Die beiden Gesichter Hongkongs sprechen die gleiche Sprache, wenn es um Essen geht: Einfachheit und Exzellenz. In der Region gibt es fast doppelt so viele Restaurants mit drei Michelin-Sternen wie auf dem chinesischen Festland und nur zwei weniger als in Großbritannien.

Eine berauschende Mischung aus traditioneller kantonesischer Küche und europäischen Einflüssen ist in verschiedenen Preisklassen zu finden, von den allgegenwärtigen Dai Pai Dongs (schnörkellose Essensstände unter freiem Himmel, die von Generation zu Generation weitergegeben werden) bis hin zu den Tempeln der gehobenen Küche mit einem tadellos abgestimmten Service.

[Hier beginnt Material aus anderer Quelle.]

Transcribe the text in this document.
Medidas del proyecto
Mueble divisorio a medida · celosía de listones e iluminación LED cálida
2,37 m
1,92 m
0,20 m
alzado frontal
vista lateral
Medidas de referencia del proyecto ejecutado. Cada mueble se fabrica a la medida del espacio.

In einem eleganten Tearoom im Chinoiserie-Stil, der mit brustschwingenden Pfauen geschmückt ist, werden in der Dim Sum Library moderne Dim Sum und vom Tee inspirierte Cocktails serviert. Die knusprigen Kabeljauröllchen mit Termitenpilzen aus Yunnan (88 HK$ für drei Stück) sind der perfekte Partner für die aromatischen und geschmacksintensiven Har-Gau-Garnelenklöße mit schwarzem Trüffel (78 HK$ für drei Stück).

Das Yum Cha im belebten Touristenzentrum Tsim Sha Tsui bietet die süßesten, Instagram-freundlichsten Präsentationen von leckeren Teigtaschen und Bao Buns. Die gedämpften weißen Schweinchen mit Barbecue-Schweinefleischfüllung (49 HK$ für drei Stück) sind mit ihren handgeformten rosa Ohren und Schnauzen fast zu niedlich, um sie zu verschlingen, aber die Völlerei überwiegt.

Das familiengeführte High Island (Yau Ley) Seafood Restaurant im Dorf Sha Kiu nutzt die Fänge der örtlichen Fischer voll aus. Gebratene Riesengarnelen mit einer Glasur aus geschmolzener Sojasauce (HK$178 für acht Stück) werden brühend heiß serviert und erfordern Teflon-Finger, um die klebrigen Schalen zu lösen.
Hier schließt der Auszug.